Deep Learning Diagnosis and Classification of Rotator Cuff Tears on Shoulder MRI

Dana J. Lin, Michael Schwier, Bernhard Geiger, Esther Raithel, Heinrich Von Busch, Jan Fritz, Mitchell Kline, Michael Brooks, Kevin Dunham, Mehool Shukla, Erin F. Alaia, Mohammad Samim, Vivek Joshi, William R. Walter, Jutta M. Ellermann, Hakan Ilaslan, David Rubin, Carl S. Winalski, Michael P. Recht

Research output: Contribution to journalArticlepeer-review

12 Scopus citations

Abstract

Background Detection of rotator cuff tears, a common cause of shoulder disability, can be time-consuming and subject to reader variability. Deep learning (DL) has the potential to increase radiologist accuracy and consistency. Purpose The aim of this study was to develop a prototype DL model for detection and classification of rotator cuff tears on shoulder magnetic resonance imaging into no tear, partial-thickness tear, or full-thickness tear. Materials and Methods This Health Insurance Portability and Accountability Act-compliant, institutional review board-approved study included a total of 11,925 noncontrast shoulder magnetic resonance imaging scans from 2 institutions, with 11,405 for development and 520 dedicated for final testing. A DL ensemble algorithm was developed that used 4 series as input from each examination: fluid-sensitive sequences in 3 planes and a sagittal oblique T1-weighted sequence. Radiology reports served as ground truth for training with categories of no tear, partial tear, or full-thickness tear. A multireader study was conducted for the test set ground truth, which was determined by the majority vote of 3 readers per case. The ensemble comprised 4 parallel 3D ResNet50 convolutional neural network architectures trained via transfer learning and then adapted to the targeted domain. The final tear-type prediction was determined as the class with the highest probability, after averaging the class probabilities of the 4 individual models. Results The AUC overall for supraspinatus, infraspinatus, and subscapularis tendon tears was 0.93, 0.89, and 0.90, respectively. The model performed best for full-thickness supraspinatus, infraspinatus, and subscapularis tears with AUCs of 0.98, 0.99, and 0.95, respectively.
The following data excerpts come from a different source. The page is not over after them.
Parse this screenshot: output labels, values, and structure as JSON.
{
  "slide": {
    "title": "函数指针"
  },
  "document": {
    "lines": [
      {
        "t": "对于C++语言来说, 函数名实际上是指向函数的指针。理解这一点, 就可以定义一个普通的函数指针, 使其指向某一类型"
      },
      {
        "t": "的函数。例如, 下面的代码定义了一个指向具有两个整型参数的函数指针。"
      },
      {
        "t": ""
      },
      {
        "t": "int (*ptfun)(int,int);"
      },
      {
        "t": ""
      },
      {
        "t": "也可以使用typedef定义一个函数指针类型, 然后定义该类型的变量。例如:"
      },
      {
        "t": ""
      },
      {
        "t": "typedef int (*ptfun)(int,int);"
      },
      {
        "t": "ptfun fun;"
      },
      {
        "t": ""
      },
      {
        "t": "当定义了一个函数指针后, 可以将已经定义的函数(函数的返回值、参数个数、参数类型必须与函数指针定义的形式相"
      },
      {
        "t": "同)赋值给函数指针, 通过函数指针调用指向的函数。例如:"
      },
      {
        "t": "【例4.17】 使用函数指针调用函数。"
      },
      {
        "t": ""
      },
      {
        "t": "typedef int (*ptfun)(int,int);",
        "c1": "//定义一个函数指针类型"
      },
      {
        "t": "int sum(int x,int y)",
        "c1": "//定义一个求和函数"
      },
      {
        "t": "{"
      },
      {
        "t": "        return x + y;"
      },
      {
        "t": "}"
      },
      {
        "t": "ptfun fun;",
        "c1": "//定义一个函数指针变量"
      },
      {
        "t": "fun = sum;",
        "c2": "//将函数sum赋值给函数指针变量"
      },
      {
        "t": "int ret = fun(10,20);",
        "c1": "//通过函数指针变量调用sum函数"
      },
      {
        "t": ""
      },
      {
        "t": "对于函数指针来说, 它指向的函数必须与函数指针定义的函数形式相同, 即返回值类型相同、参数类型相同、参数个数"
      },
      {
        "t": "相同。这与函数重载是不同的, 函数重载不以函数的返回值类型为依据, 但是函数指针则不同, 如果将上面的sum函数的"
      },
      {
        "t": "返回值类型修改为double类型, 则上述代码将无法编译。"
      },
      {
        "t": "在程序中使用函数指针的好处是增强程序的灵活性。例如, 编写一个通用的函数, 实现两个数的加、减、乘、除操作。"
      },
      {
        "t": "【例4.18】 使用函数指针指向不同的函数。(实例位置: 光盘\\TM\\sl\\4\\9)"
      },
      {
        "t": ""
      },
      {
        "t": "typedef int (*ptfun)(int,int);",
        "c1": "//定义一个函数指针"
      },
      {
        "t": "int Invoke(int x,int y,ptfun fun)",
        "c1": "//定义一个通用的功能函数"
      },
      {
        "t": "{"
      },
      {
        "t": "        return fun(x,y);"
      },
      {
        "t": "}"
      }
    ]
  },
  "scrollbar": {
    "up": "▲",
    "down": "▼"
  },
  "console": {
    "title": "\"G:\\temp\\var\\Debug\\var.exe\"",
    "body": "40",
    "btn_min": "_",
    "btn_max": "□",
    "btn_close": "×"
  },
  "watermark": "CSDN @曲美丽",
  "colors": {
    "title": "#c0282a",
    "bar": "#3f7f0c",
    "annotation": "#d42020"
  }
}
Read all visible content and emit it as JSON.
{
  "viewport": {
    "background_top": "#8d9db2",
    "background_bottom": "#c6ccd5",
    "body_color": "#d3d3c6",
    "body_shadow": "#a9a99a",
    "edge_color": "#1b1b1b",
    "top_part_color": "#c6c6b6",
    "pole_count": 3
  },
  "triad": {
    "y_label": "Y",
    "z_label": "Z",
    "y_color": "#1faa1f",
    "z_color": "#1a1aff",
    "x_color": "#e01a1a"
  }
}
Multisequence input demonstrated higher AUCs than single-sequence input for infraspinatus and subscapularis tendon tears, whereas coronal oblique fluid-sensitive and multisequence input showed similar AUCs for supraspinatus tendon tears. Model accuracy for tear types and overall accuracy were similar to that of the clinical readers. Conclusions Deep learning diagnosis of rotator cuff tears is feasible with excellent diagnostic performance, particularly for full-thickness tears, with model accuracy similar to subspecialty-trained musculoskeletal radiologists.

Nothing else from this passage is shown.